Logo que o anjo do Senhor apareceu aos pastores, e a glória do Senhor os envolveu de luz, ficaram aterrorizados. Chegara ao ponto em que o homem temia ao seu Deus, e quando Deus enviou Seus amorosos mensageiros com novas de grande alegria, os homens foram tomados de tanto pavor como se o anjo da morte tivesse aparecido com uma espada levantada. O silêncio da noite e a sua sombria obscuridade não causavam qualquer temor nos corações dos pastores, mas o alegre arauto dos céus, vestido com as glórias da graça, os aterrorizou. Não devemos condenar os pastores por isso, como se fossem tímidos ou incultos, pois eles apenas agiam como qualquer outra pessoa daquela época teria feito nas mesmas circunstâncias.

Não foi por serem simples pastores que foram dominados pelo temor; é provável que se fossem profetas bem instruídos teriam demonstrado o mesmo sentimento; pois há muitos casos registrados nas Escrituras nos quais os principais homens de seu tempo tremeram e sentiram o horror de grande trevas quando manifestações especiais de Deus lhes foram dadas.
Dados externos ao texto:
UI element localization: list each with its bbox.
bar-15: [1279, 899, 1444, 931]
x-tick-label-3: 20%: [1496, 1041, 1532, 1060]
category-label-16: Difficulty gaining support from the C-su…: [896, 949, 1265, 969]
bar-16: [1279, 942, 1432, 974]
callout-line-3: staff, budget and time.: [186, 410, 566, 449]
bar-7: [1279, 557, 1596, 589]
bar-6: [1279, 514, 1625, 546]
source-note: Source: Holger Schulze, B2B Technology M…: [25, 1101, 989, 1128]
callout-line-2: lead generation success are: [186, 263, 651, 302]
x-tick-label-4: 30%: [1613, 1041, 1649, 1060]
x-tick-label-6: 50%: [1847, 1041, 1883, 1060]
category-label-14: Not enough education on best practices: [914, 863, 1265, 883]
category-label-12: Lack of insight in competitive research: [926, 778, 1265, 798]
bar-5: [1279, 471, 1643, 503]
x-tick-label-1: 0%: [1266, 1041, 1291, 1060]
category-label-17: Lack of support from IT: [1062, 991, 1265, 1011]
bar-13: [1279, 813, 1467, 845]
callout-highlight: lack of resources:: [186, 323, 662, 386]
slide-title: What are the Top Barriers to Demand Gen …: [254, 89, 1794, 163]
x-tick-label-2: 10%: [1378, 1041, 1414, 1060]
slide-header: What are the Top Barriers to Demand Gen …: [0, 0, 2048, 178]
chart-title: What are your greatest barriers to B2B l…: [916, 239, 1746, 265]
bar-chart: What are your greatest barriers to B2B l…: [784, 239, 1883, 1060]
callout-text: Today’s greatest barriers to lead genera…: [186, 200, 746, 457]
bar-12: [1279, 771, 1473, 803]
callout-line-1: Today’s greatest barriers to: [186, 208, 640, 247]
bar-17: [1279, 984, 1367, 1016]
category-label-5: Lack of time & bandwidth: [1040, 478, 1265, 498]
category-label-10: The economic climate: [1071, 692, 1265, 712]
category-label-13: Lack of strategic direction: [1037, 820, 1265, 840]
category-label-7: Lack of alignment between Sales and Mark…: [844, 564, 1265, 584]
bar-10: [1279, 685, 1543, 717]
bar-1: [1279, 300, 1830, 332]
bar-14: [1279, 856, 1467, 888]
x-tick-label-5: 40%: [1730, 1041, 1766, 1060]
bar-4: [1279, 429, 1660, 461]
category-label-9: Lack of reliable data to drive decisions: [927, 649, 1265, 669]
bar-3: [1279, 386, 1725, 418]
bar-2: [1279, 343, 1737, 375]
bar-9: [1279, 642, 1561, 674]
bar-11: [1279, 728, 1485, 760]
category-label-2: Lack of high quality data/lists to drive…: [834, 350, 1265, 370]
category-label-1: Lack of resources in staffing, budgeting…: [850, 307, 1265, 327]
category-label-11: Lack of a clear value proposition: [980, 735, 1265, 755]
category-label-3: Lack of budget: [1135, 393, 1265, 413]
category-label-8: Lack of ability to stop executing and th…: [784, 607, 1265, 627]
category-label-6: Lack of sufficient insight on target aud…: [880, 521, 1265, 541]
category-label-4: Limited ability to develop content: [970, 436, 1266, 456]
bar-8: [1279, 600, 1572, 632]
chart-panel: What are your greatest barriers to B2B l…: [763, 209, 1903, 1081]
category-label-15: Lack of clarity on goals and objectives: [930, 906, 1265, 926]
Na verdade, um temor servil de Deus era tão comum que uma tradição havia crescido a partir disso, recebida quase universalmente como verdade absoluta. Era geralmente acreditado que toda manifestação sobrenatural devia ser vista como sinal de morte iminente. "Estamos condenados a morrer! Vimos a Deus!" não era apenas a conclusão de Manoá, mas a de quase todos os homens de seu período.

De fato, havia apenas alguns poucos que tinham mentes serenas como a esposa de Manoá, que podiam raciocinar de forma mais encorajadora, dizendo: "Se o SENHOR quisesse matar-nos, não teria aceitado de nossas mãos o holocausto e a oferta de manjares, nem nos teria mostrado todas estas coisas, nem nos teria anunciado isso." Tornou-se "a convicção estabelecida" de todos os homens, fossem sábios ou incultos, bons ou maus, que uma manifestação de Deus não devia tanto ser motivo de alegria quanto de temor; como disse Jacó: "Que tremendo é este lugar! Este é o lugar da casa de Deus; esta é a porta dos céus." Sem dúvida, o espírito que originou essa tradição foi alimentado pela "dispensação legal," que é mais adequada para servos amedrontados do que para filhos jubilosos.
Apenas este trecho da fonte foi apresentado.